Achieving competitive green hydrogen prices depends on three main factors. First is the cost of electricity, which is the dominant variable. Second is electrolyzer efficiency - producing more hydrogen per megawatt-hour is a direct lever to reduce costs, and we are actively working to improve that efficiency. Third is reducing capital costs, not only for the electrolyzer itself, but also for the design and construction of hydrogen plants.
The way an electrolysis system is designed, and which elements are included within the project scope, can significantly reduce the total cost of a plant. At Plug, we are working on all three factors simultaneously. We have a unique advantage here: Plug is the only electrolyzer manufacturer that operates its own hydrogen production plants at scale – and we do that with our own technology, in Georgia. That means we are continuously applying real operational learning to improve our technology and reduce costs for our customers. It is a feedback loop that no other electrolyzer company can replicate today.

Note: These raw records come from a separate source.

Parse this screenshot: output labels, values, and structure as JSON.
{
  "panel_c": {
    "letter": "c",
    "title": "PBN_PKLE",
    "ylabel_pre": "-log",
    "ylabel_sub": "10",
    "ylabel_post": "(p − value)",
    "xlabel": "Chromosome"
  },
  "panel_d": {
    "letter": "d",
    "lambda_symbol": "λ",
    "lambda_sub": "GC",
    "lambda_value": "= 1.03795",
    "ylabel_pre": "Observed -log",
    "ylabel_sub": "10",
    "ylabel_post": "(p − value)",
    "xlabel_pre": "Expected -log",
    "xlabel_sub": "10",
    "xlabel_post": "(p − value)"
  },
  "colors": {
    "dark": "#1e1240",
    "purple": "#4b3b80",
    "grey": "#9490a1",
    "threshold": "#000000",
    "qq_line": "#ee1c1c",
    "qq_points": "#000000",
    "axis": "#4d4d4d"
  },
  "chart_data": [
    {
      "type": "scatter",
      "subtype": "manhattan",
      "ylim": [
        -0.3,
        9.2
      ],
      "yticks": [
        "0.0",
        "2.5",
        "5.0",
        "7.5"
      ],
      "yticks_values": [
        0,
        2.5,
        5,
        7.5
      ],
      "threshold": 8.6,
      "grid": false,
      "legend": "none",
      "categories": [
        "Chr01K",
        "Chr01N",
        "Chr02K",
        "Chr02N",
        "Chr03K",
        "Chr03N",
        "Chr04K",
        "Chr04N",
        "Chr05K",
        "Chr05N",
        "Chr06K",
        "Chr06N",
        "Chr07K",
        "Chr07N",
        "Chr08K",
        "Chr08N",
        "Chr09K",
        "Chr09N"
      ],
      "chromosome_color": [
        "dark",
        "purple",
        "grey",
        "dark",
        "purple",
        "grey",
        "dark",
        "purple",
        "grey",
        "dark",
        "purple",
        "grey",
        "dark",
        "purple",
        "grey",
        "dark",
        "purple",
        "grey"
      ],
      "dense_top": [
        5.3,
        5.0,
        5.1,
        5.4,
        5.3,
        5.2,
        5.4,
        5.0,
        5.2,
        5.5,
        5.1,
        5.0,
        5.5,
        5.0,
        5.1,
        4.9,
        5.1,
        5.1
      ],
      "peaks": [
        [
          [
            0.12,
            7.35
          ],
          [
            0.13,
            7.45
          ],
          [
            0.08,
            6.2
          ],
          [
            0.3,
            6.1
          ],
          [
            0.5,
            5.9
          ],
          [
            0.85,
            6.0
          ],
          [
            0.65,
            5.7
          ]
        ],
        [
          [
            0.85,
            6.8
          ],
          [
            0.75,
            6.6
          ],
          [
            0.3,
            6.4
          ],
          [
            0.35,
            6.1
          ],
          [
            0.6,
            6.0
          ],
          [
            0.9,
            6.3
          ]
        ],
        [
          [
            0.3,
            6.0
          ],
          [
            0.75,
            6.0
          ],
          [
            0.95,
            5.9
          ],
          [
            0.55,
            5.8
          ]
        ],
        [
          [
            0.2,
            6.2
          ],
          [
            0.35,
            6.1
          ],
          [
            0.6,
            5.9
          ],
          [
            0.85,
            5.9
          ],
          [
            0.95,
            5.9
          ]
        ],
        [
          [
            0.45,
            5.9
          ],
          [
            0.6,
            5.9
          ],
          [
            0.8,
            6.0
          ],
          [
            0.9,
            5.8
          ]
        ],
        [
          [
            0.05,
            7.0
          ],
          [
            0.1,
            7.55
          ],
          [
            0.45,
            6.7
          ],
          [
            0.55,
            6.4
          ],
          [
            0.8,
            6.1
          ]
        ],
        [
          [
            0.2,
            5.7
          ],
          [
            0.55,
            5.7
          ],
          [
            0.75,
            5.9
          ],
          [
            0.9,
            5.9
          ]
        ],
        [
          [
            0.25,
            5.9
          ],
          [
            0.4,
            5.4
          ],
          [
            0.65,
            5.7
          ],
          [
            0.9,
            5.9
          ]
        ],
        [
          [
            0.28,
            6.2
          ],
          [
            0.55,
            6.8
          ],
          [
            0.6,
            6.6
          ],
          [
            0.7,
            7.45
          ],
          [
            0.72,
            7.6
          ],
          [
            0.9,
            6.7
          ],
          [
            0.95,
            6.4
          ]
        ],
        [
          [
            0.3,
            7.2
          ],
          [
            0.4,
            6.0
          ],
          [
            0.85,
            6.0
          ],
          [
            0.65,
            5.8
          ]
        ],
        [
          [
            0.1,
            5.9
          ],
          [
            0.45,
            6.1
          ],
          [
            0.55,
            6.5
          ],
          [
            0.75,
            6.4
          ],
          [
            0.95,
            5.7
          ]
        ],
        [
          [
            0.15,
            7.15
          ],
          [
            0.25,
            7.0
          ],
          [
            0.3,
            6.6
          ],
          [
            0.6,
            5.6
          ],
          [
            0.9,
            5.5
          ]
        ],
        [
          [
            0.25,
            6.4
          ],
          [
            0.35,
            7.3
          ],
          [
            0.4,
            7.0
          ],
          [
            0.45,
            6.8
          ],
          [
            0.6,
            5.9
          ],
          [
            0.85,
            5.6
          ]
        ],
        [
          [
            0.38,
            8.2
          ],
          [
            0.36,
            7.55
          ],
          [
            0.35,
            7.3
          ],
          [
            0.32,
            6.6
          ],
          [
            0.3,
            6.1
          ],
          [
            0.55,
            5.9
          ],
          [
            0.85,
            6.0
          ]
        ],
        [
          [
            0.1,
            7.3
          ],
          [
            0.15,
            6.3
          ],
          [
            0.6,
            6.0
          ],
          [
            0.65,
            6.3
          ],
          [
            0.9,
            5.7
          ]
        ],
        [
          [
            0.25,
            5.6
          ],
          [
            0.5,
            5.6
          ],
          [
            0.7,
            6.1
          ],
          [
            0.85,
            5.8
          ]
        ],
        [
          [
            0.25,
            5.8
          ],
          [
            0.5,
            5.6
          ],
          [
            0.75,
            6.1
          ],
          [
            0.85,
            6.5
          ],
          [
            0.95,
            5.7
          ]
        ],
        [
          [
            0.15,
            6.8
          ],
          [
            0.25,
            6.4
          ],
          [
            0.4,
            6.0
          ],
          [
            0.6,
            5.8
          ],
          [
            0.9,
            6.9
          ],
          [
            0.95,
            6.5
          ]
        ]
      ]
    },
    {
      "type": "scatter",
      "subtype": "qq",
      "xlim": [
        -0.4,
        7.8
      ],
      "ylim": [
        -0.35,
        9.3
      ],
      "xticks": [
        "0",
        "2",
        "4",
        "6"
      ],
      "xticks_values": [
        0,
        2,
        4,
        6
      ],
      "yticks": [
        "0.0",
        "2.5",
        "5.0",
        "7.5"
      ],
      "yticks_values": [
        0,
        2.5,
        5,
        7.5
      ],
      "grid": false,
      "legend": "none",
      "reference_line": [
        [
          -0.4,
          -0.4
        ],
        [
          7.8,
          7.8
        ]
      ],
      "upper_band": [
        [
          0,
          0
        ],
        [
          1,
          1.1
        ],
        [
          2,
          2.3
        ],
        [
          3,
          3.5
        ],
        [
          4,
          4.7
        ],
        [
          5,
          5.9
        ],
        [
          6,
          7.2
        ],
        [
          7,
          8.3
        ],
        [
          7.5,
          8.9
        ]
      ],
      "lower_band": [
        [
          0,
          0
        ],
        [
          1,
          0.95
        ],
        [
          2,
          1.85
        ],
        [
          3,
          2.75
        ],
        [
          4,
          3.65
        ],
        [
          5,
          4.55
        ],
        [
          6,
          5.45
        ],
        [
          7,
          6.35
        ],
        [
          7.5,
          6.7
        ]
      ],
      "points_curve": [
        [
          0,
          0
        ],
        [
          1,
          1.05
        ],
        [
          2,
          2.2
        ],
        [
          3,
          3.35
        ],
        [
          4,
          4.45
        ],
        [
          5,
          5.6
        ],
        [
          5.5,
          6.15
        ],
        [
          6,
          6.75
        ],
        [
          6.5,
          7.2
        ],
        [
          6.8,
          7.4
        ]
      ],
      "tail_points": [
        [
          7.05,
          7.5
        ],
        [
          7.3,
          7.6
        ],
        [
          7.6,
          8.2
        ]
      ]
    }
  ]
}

Government incentives such as those created under the Inflation Reduction Act/BIL have been seen as critical to the economics of green hydrogen. How dependent is the industry on policy support, and how resilient is Plug’s strategy if subsidies evolve or take longer to materialize?
Government incentives like the ITC and PTC are clearly helping accelerate customer adoption by improving project economics. In material handling, the 30% investment tax credit makes it easier for customers like Walmart and Amazon to deploy at scale. On the electrolyzer side, the production tax credit, up to $3 per kilo, is helping move projects forward by improving returns and financing visibility.
That said, our strategy is not dependent on incentives. Our focus is execution, cost reduction, and building a business that works on its own fundamentals. In 2025, we demonstrated that we can improve margins and reduce cash usage while continuing to grow – and we intend to build on that track record. Incentives can accelerate timing, but long term, this market will be driven by competitiveness, reliability, and scale, and that is exactly what we are building at Plug.